The above chart shows the next year of trading in NFLX, as the pullback I noted previously occurred at point 2. NFLX rallied from the mid-January intraday low at $28.78 to reach a high of $38.83 in February (point 3).
The ten-day correction from this high held the 50% retracement support at point 4 before NFX once again turned higher. Investors could have raised their stop to just below the low at point 2 after NFLX peaked at point 3.
NFLX then accelerated to the upside, forming a double top just below the $50 level in April. By early May, the exponential moving average (EMA) had flattened out, suggesting that a deeper correction was possible.
This is when Fibonacci analysis can be very helpful in either determining a stop that would allow you to stay with a major trend, or in finding an entry level for new positions. If you take the rally from the lows at point 1 to the high at point 5, a stop under the 50% support level at $33.90 would have been appropriate.
NFLX slightly exceeded the 38.2% support on May 14 and then formed a series of higher lows.
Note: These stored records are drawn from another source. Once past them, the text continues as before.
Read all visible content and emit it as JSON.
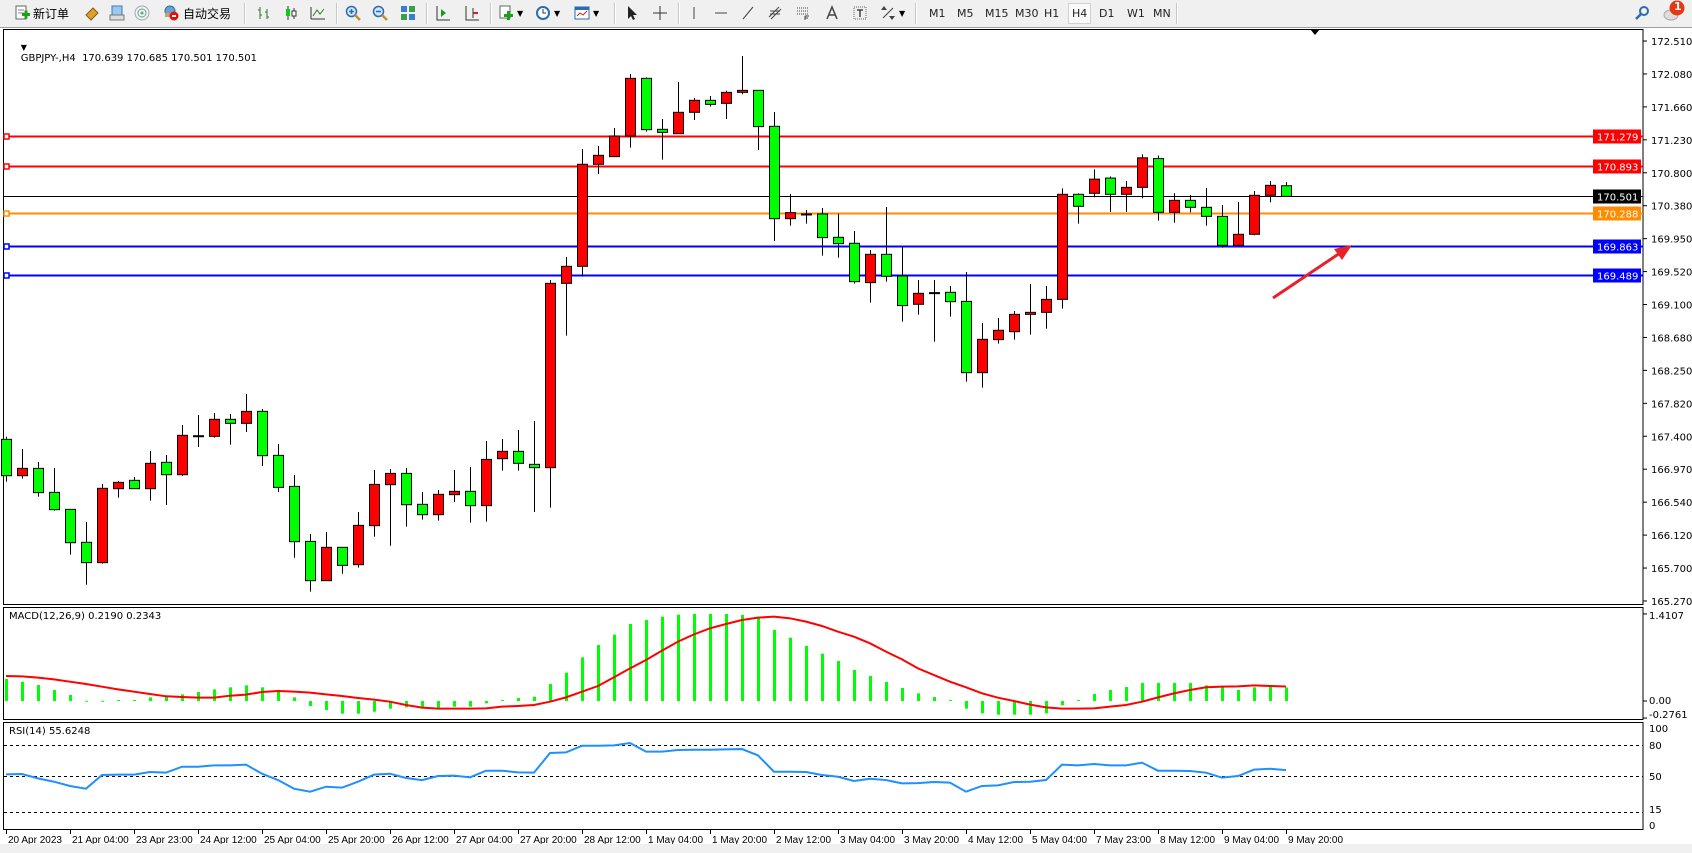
{
  "toolbar": {
    "new_order_label": "新订单",
    "auto_trade_label": "自动交易",
    "icons": [
      "new-order-icon",
      "market-watch-icon",
      "navigator-icon",
      "signals-icon",
      "auto-trading-icon",
      "bar-chart-icon",
      "candlestick-icon",
      "line-chart-icon",
      "zoom-in-icon",
      "zoom-out-icon",
      "tile-windows-icon",
      "auto-scroll-icon",
      "chart-shift-icon",
      "indicators-icon",
      "periods-icon",
      "templates-icon",
      "cursor-icon",
      "crosshair-icon",
      "vertical-line-icon",
      "horizontal-line-icon",
      "trendline-icon",
      "fibonacci-icon",
      "fibo-channel-icon",
      "text-icon",
      "text-label-icon",
      "arrows-icon",
      "search-icon",
      "notification-icon"
    ],
    "timeframes": [
      "M1",
      "M5",
      "M15",
      "M30",
      "H1",
      "H4",
      "D1",
      "W1",
      "MN"
    ],
    "active_timeframe": "H4",
    "notification_count": "1"
  },
  "chart": {
    "header": "GBPJPY-,H4  170.639 170.685 170.501 170.501",
    "macd_label": "MACD(12,26,9) 0.2190 0.2343",
    "rsi_label": "RSI(14) 55.6248",
    "price_axis": [
      "172.510",
      "172.080",
      "171.660",
      "171.230",
      "170.800",
      "170.380",
      "169.950",
      "169.520",
      "169.100",
      "168.680",
      "168.250",
      "167.820",
      "167.400",
      "166.970",
      "166.540",
      "166.120",
      "165.700",
      "165.270"
    ],
    "macd_axis": [
      "1.4107",
      "0.00",
      "-0.2761"
    ],
    "rsi_axis": [
      "100",
      "80",
      "50",
      "15",
      "0"
    ],
    "hlines": [
      {
        "price": 171.279,
        "label": "171.279",
        "color": "#ff0000"
      },
      {
        "price": 170.893,
        "label": "170.893",
        "color": "#ff0000"
      },
      {
        "price": 170.501,
        "label": "170.501",
        "color": "#000000"
      },
      {
        "price": 170.288,
        "label": "170.288",
        "color": "#ff8c00"
      },
      {
        "price": 169.863,
        "label": "169.863",
        "color": "#0000ff"
      },
      {
        "price": 169.489,
        "label": "169.489",
        "color": "#0000ff"
      }
    ],
    "colors": {
      "bull": "#ff0000",
      "bear": "#00ff00",
      "macd_hist": "#00ff00",
      "macd_signal": "#ff0000",
      "rsi": "#1e90ff",
      "arrow": "#e8202a"
    }
  },
  "chart_data": {
    "type": "candlestick",
    "symbol": "GBPJPY-",
    "timeframe": "H4",
    "ylim": [
      165.27,
      172.51
    ],
    "grid": false,
    "x_tick_labels": [
      "20 Apr 2023",
      "21 Apr 04:00",
      "23 Apr 23:00",
      "24 Apr 12:00",
      "25 Apr 04:00",
      "25 Apr 20:00",
      "26 Apr 12:00",
      "27 Apr 04:00",
      "27 Apr 20:00",
      "28 Apr 12:00",
      "1 May 04:00",
      "1 May 20:00",
      "2 May 12:00",
      "3 May 04:00",
      "3 May 20:00",
      "4 May 12:00",
      "5 May 04:00",
      "7 May 23:00",
      "8 May 12:00",
      "9 May 04:00",
      "9 May 20:00"
    ],
    "ohlc": [
      [
        167.36,
        167.394,
        166.813,
        166.89
      ],
      [
        166.89,
        167.235,
        166.852,
        166.985
      ],
      [
        166.985,
        167.067,
        166.619,
        166.671
      ],
      [
        166.675,
        166.989,
        166.438,
        166.451
      ],
      [
        166.455,
        166.455,
        165.869,
        166.024
      ],
      [
        166.029,
        166.291,
        165.481,
        165.766
      ],
      [
        165.766,
        166.783,
        165.753,
        166.727
      ],
      [
        166.722,
        166.821,
        166.606,
        166.804
      ],
      [
        166.83,
        166.873,
        166.722,
        166.722
      ],
      [
        166.722,
        167.209,
        166.567,
        167.05
      ],
      [
        167.063,
        167.157,
        166.511,
        166.903
      ],
      [
        166.903,
        167.545,
        166.886,
        167.412
      ],
      [
        167.407,
        167.675,
        167.261,
        167.399
      ],
      [
        167.399,
        167.7,
        167.382,
        167.619
      ],
      [
        167.619,
        167.687,
        167.291,
        167.567
      ],
      [
        167.567,
        167.946,
        167.455,
        167.722
      ],
      [
        167.722,
        167.752,
        167.015,
        167.149
      ],
      [
        167.153,
        167.3,
        166.679,
        166.739
      ],
      [
        166.752,
        166.899,
        165.83,
        166.037
      ],
      [
        166.041,
        166.136,
        165.391,
        165.533
      ],
      [
        165.533,
        166.162,
        165.533,
        165.964
      ],
      [
        165.964,
        165.964,
        165.623,
        165.731
      ],
      [
        165.74,
        166.421,
        165.701,
        166.248
      ],
      [
        166.244,
        166.964,
        166.102,
        166.778
      ],
      [
        166.774,
        166.977,
        165.985,
        166.92
      ],
      [
        166.92,
        166.989,
        166.231,
        166.515
      ],
      [
        166.52,
        166.679,
        166.322,
        166.386
      ],
      [
        166.386,
        166.705,
        166.309,
        166.649
      ],
      [
        166.645,
        166.964,
        166.55,
        166.688
      ],
      [
        166.688,
        167.002,
        166.283,
        166.503
      ],
      [
        166.503,
        167.338,
        166.296,
        167.101
      ],
      [
        167.11,
        167.364,
        166.955,
        167.205
      ],
      [
        167.205,
        167.481,
        166.955,
        167.05
      ],
      [
        167.037,
        167.597,
        166.421,
        166.994
      ],
      [
        166.994,
        169.42,
        166.477,
        169.377
      ],
      [
        169.377,
        169.718,
        168.701,
        169.597
      ],
      [
        169.597,
        171.114,
        169.464,
        170.916
      ],
      [
        170.916,
        171.153,
        170.791,
        171.032
      ],
      [
        171.015,
        171.385,
        171.015,
        171.282
      ],
      [
        171.282,
        172.083,
        171.131,
        172.027
      ],
      [
        172.027,
        172.04,
        171.338,
        171.364
      ],
      [
        171.368,
        171.502,
        170.976,
        171.329
      ],
      [
        171.312,
        171.98,
        171.312,
        171.588
      ],
      [
        171.588,
        171.773,
        171.489,
        171.743
      ],
      [
        171.743,
        171.799,
        171.661,
        171.691
      ],
      [
        171.704,
        171.868,
        171.502,
        171.846
      ],
      [
        171.846,
        172.316,
        171.821,
        171.872
      ],
      [
        171.872,
        171.872,
        171.101,
        171.403
      ],
      [
        171.407,
        171.592,
        169.925,
        170.213
      ],
      [
        170.213,
        170.532,
        170.123,
        170.291
      ],
      [
        170.274,
        170.325,
        170.149,
        170.269
      ],
      [
        170.274,
        170.351,
        169.735,
        169.968
      ],
      [
        169.972,
        170.278,
        169.709,
        169.89
      ],
      [
        169.895,
        170.054,
        169.373,
        169.399
      ],
      [
        169.386,
        169.808,
        169.127,
        169.752
      ],
      [
        169.752,
        170.364,
        169.399,
        169.468
      ],
      [
        169.472,
        169.851,
        168.882,
        169.089
      ],
      [
        169.106,
        169.42,
        168.972,
        169.248
      ],
      [
        169.257,
        169.42,
        168.623,
        169.252
      ],
      [
        169.261,
        169.343,
        168.946,
        169.14
      ],
      [
        169.144,
        169.524,
        168.106,
        168.222
      ],
      [
        168.222,
        168.864,
        168.029,
        168.653
      ],
      [
        168.649,
        168.929,
        168.597,
        168.77
      ],
      [
        168.752,
        169.02,
        168.649,
        168.976
      ],
      [
        168.976,
        169.369,
        168.714,
        169.002
      ],
      [
        169.002,
        169.343,
        168.791,
        169.17
      ],
      [
        169.17,
        170.605,
        169.05,
        170.528
      ],
      [
        170.528,
        170.541,
        170.149,
        170.373
      ],
      [
        170.541,
        170.85,
        170.49,
        170.724
      ],
      [
        170.738,
        170.76,
        170.299,
        170.528
      ],
      [
        170.528,
        170.7,
        170.299,
        170.618
      ],
      [
        170.618,
        171.045,
        170.476,
        171.0
      ],
      [
        170.99,
        171.03,
        170.187,
        170.295
      ],
      [
        170.295,
        170.541,
        170.161,
        170.45
      ],
      [
        170.45,
        170.519,
        170.295,
        170.36
      ],
      [
        170.36,
        170.609,
        170.123,
        170.243
      ],
      [
        170.243,
        170.39,
        169.838,
        169.868
      ],
      [
        169.868,
        170.429,
        169.868,
        170.011
      ],
      [
        170.011,
        170.571,
        169.998,
        170.515
      ],
      [
        170.515,
        170.7,
        170.424,
        170.644
      ],
      [
        170.639,
        170.685,
        170.501,
        170.501
      ]
    ],
    "macd": {
      "ylim": [
        -0.2761,
        1.4107
      ],
      "histogram": [
        0.357,
        0.313,
        0.259,
        0.178,
        0.097,
        0.005,
        0.005,
        0.016,
        0.016,
        0.059,
        0.081,
        0.108,
        0.146,
        0.189,
        0.222,
        0.254,
        0.222,
        0.178,
        0.059,
        -0.081,
        -0.146,
        -0.205,
        -0.205,
        -0.173,
        -0.124,
        -0.103,
        -0.108,
        -0.108,
        -0.092,
        -0.092,
        -0.038,
        0.016,
        0.049,
        0.07,
        0.276,
        0.459,
        0.708,
        0.908,
        1.075,
        1.248,
        1.313,
        1.367,
        1.399,
        1.41,
        1.41,
        1.41,
        1.394,
        1.356,
        1.151,
        1.026,
        0.891,
        0.767,
        0.648,
        0.502,
        0.405,
        0.308,
        0.211,
        0.124,
        0.065,
        0.016,
        -0.124,
        -0.2,
        -0.222,
        -0.222,
        -0.222,
        -0.2,
        -0.07,
        0.016,
        0.113,
        0.178,
        0.227,
        0.292,
        0.292,
        0.292,
        0.292,
        0.254,
        0.243,
        0.178,
        0.222,
        0.243,
        0.219
      ],
      "signal": [
        0.405,
        0.4,
        0.378,
        0.351,
        0.313,
        0.276,
        0.232,
        0.189,
        0.151,
        0.113,
        0.076,
        0.065,
        0.054,
        0.054,
        0.086,
        0.103,
        0.146,
        0.162,
        0.151,
        0.135,
        0.108,
        0.081,
        0.049,
        0.022,
        -0.011,
        -0.065,
        -0.108,
        -0.124,
        -0.124,
        -0.124,
        -0.119,
        -0.092,
        -0.081,
        -0.065,
        -0.011,
        0.059,
        0.151,
        0.243,
        0.384,
        0.529,
        0.665,
        0.816,
        0.962,
        1.08,
        1.178,
        1.248,
        1.313,
        1.351,
        1.367,
        1.34,
        1.286,
        1.216,
        1.124,
        1.043,
        0.935,
        0.8,
        0.675,
        0.529,
        0.421,
        0.313,
        0.222,
        0.124,
        0.054,
        0.0,
        -0.059,
        -0.103,
        -0.124,
        -0.124,
        -0.119,
        -0.092,
        -0.065,
        -0.011,
        0.059,
        0.124,
        0.178,
        0.222,
        0.232,
        0.238,
        0.254,
        0.243,
        0.2343
      ]
    },
    "rsi": {
      "ylim": [
        0,
        100
      ],
      "levels": [
        80,
        50,
        15
      ],
      "values": [
        51.6,
        51.9,
        47.7,
        44.5,
        40.4,
        37.8,
        51.0,
        51.3,
        51.3,
        53.8,
        53.2,
        58.9,
        58.9,
        60.2,
        60.2,
        60.9,
        52.2,
        46.1,
        37.8,
        34.9,
        39.7,
        38.8,
        44.5,
        51.3,
        52.2,
        48.1,
        46.1,
        50.0,
        50.3,
        48.7,
        55.1,
        55.1,
        53.5,
        53.2,
        72.1,
        72.7,
        79.1,
        79.1,
        79.5,
        81.7,
        73.4,
        73.4,
        75.0,
        75.3,
        75.3,
        75.6,
        75.9,
        69.8,
        54.1,
        54.1,
        53.8,
        51.0,
        49.3,
        45.2,
        47.4,
        46.1,
        42.9,
        43.2,
        44.2,
        43.6,
        34.9,
        40.4,
        41.0,
        44.2,
        44.5,
        46.1,
        60.9,
        60.2,
        61.5,
        60.2,
        60.2,
        62.8,
        55.1,
        55.1,
        54.8,
        53.2,
        48.4,
        50.0,
        56.1,
        57.0,
        55.6
      ]
    }
  }
}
By late June, it was becoming more likely that the 38.2% support (point 6) would hold, and therefore, buying on pullbacks towards the 38.2% support level was warranted.
NFLX completed its flag formation (dashed lines), a classic continuation pattern, in September. The stock retested the breakout level on October 1 (point 7). This pullback held above the minor 50% support calculated from the early-September low to the late-September high.
NFLX made a convincing new closing high at $61.13 on November 18 (point 8) before starting a 20% correction that lasted until January 22, 2010. This correction held the 50% support (point 9) of the rally from the low at point 6 to the high at point 8. The 61.8% support was at $46.16 and a stop under this level would have been fine for either existing or new long positions established around the 50% support level.